CFA members honor our Native and Indigenous friends and colleagues.
November is Native American Heritage Month, a time to learn “about tribes, to raise a general awareness about the unique challenges Native people have faced both historically and in the present, and the ways in which tribal citizens have worked to conquer these challenges,” according to the National Congress of American Indians.
At CFA, members of our Native American and Indigenous Peoples Caucus lead in our advocacy for and address issues affecting Native and Indigenous faculty, students, and staff across the CSU system and in higher education.
The Center for Indigenous Peoples Studies at CSU San Bernardino provides research and resources to explore topics like California Indians, news, and contemporary American Indian advocacy, like the voluntary land tax, a voluntary annual contribution that non-Indigenous people make to Native and Indigenous people for living on their lands.
CFA members can also uphold the teaching of the full and accurate history of the United States by supporting legislation, educators and curriculum that teach about racial injustices that continue to plague our society, and by educating the next generations while recognizing and celebrating our strength in diversity, similar to the National Congress of American Indians’ resolution.
Though the historic and genocidal oppression of Native tribes continues throughout what is referred to as the United States, there have been major strides by Native and Indigenous peoples and supporters of America’s tribal nations. According to Indian Country Today, last fall, the Cherokee Nation “led the way for what would turn out to be a series of historical lawsuits against America’s largest pharmaceutical distributors for their role in the opioid crisis and its effect on tribal communities across the country.”

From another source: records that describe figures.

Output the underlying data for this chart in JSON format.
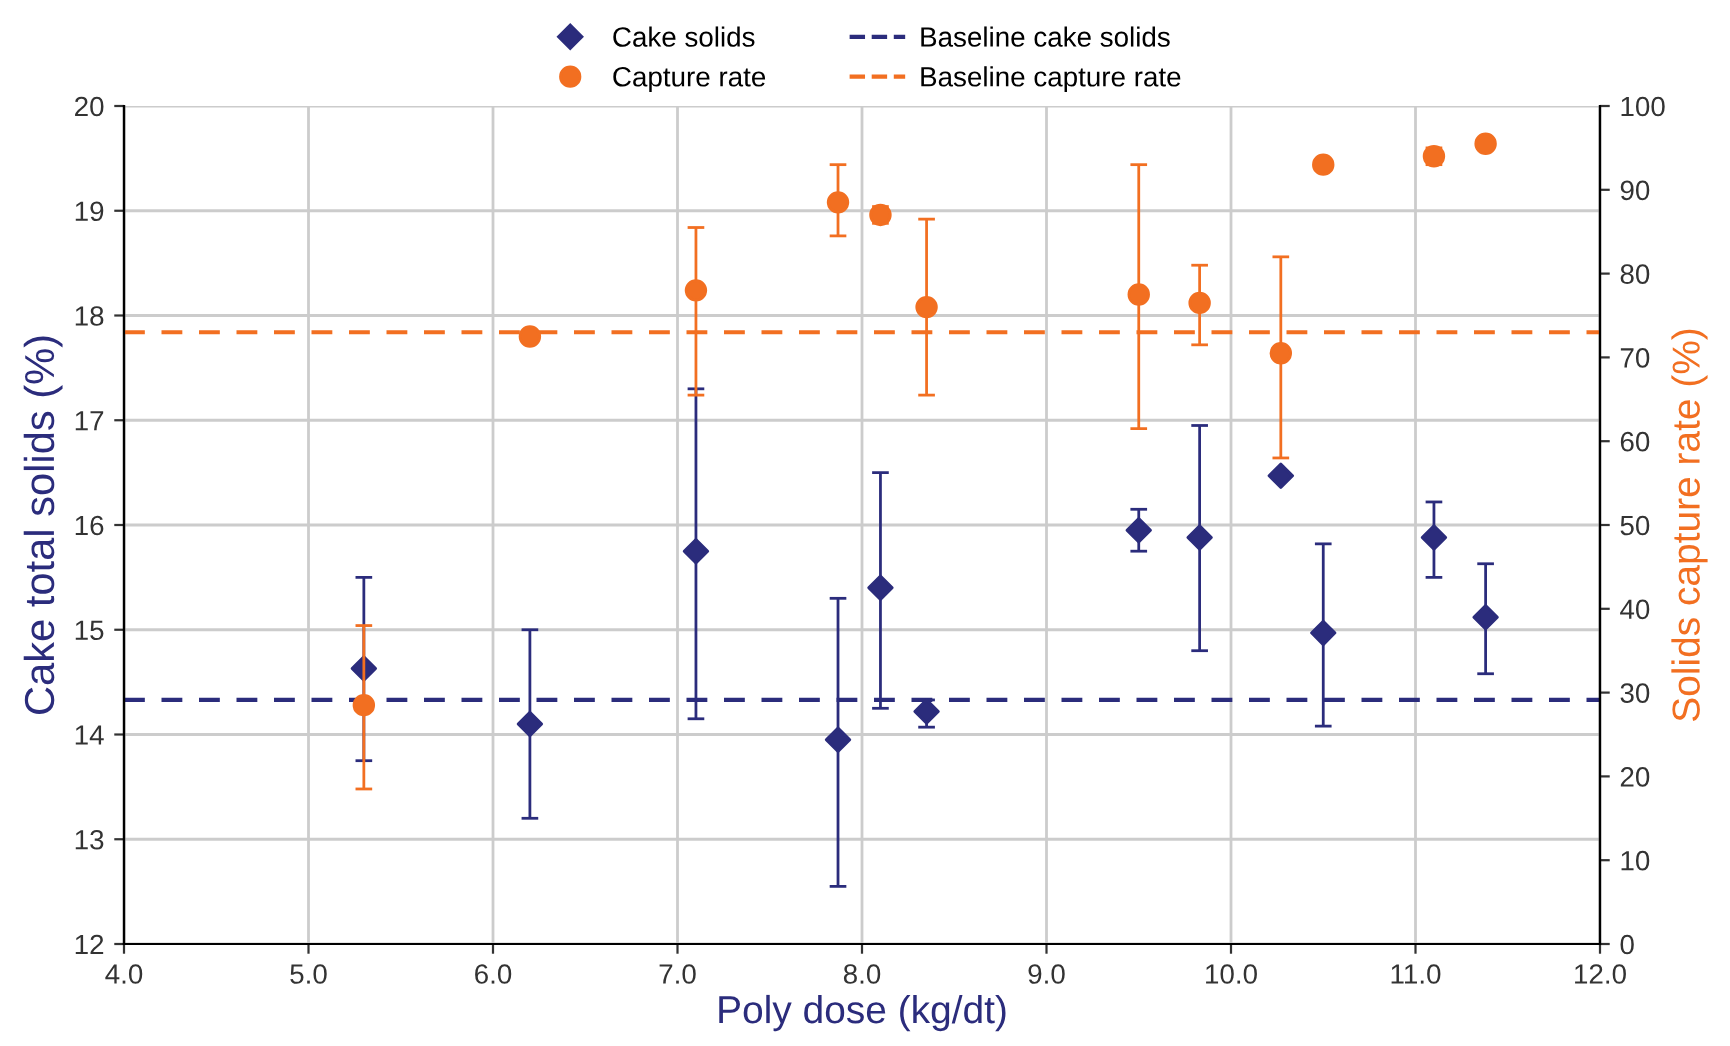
{
  "chart_data": {
    "type": "scatter",
    "xlabel": "Poly dose (kg/dt)",
    "ylabel": "Cake total solids (%)",
    "y2label": "Solids capture rate (%)",
    "xlim": [
      4.0,
      12.0
    ],
    "xticks": [
      {
        "value": 4,
        "label": "4.0"
      },
      {
        "value": 5,
        "label": "5.0"
      },
      {
        "value": 6,
        "label": "6.0"
      },
      {
        "value": 7,
        "label": "7.0"
      },
      {
        "value": 8,
        "label": "8.0"
      },
      {
        "value": 9,
        "label": "9.0"
      },
      {
        "value": 10,
        "label": "10.0"
      },
      {
        "value": 11,
        "label": "11.0"
      },
      {
        "value": 12,
        "label": "12.0"
      }
    ],
    "ylim": [
      12,
      20
    ],
    "yticks": [
      12,
      13,
      14,
      15,
      16,
      17,
      18,
      19,
      20
    ],
    "y2lim": [
      0,
      100
    ],
    "y2ticks": [
      0,
      10,
      20,
      30,
      40,
      50,
      60,
      70,
      80,
      90,
      100
    ],
    "grid": true,
    "legend": "top",
    "series": [
      {
        "name": "Cake solids",
        "color": "#2b2c7c",
        "marker": "diamond",
        "x": [
          5.3,
          6.2,
          7.1,
          7.87,
          8.1,
          8.35,
          9.5,
          9.83,
          10.27,
          10.5,
          11.1,
          11.38
        ],
        "values": [
          14.63,
          14.1,
          15.75,
          13.95,
          15.4,
          14.22,
          15.95,
          15.88,
          16.47,
          14.97,
          15.88,
          15.12
        ],
        "errors": [
          [
            13.75,
            15.5
          ],
          [
            13.2,
            15.0
          ],
          [
            14.15,
            17.3
          ],
          [
            12.55,
            15.3
          ],
          [
            14.25,
            16.5
          ],
          [
            14.07,
            14.33
          ],
          [
            15.75,
            16.15
          ],
          [
            14.8,
            16.95
          ],
          null,
          [
            14.08,
            15.82
          ],
          [
            15.5,
            16.22
          ],
          [
            14.58,
            15.63
          ]
        ]
      },
      {
        "name": "Capture rate",
        "color": "#f26f21",
        "marker": "circle",
        "axis": "y2",
        "x": [
          5.3,
          6.2,
          7.1,
          7.87,
          8.1,
          8.35,
          9.5,
          9.83,
          10.27,
          10.5,
          11.1,
          11.38
        ],
        "values": [
          28.5,
          72.5,
          78,
          88.5,
          87,
          76,
          77.5,
          76.5,
          70.5,
          93,
          94,
          95.5
        ],
        "errors": [
          [
            18.5,
            38
          ],
          null,
          [
            65.5,
            85.5
          ],
          [
            84.5,
            93
          ],
          [
            86,
            88
          ],
          [
            65.5,
            86.5
          ],
          [
            61.5,
            93
          ],
          [
            71.5,
            81
          ],
          [
            58,
            82
          ],
          null,
          [
            93,
            95
          ],
          null
        ]
      }
    ],
    "ref_lines": [
      {
        "axis": "y",
        "value": 14.33,
        "label": "Baseline cake solids",
        "color": "#2b2c7c",
        "line_style": "dashed"
      },
      {
        "axis": "y2",
        "value": 73,
        "label": "Baseline capture rate",
        "color": "#f26f21",
        "line_style": "dashed"
      }
    ]
  }
}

This past election, for example, marked a major win for democracy led by Generation Z voters. And in Arizona, where Navajo, Apache, and Hopi voters helped swing 2020 for Democrats, that trend appeared to continue with major state and federal wins for liberal and progressive candidates despite Republicans restricting ballot access.
This year, President Biden acknowledged work that his administration has done for and with Native and Indigenous communities, like $13 billion for infrastructure projects in tribal communities, launching the Federal Indian Boarding School Initiative, and expanding grant programs to address climate change and renew protections for tribal monuments.
In Sacramento at the state Capitol, state and tribal officials broke ground on a statue of the late William Franklin Sr., a well-known Miwok tribal member who “worked to preserve the tribe culture, including its traditional dances,” according to NBC Bay Area.
And there may be additional news this year on a landmark case involving the Indian Child Welfare Act, which, according to some reports, may not be struck down by the conservative court.
Additionally during Thanksgiving, families can offer a land acknowledgment during their dinners – to reflect and acknowledge where we are as a society now and the ancestral lands we live on. Our work to honor the lands of our Native ancestors continues.
The holiday can be a time to reevaluate history and injustices done to Native and Indigenous Peoples across the country, including the history of the Wampanoag people and the effects of colonialism, disease, and war had on this Native people.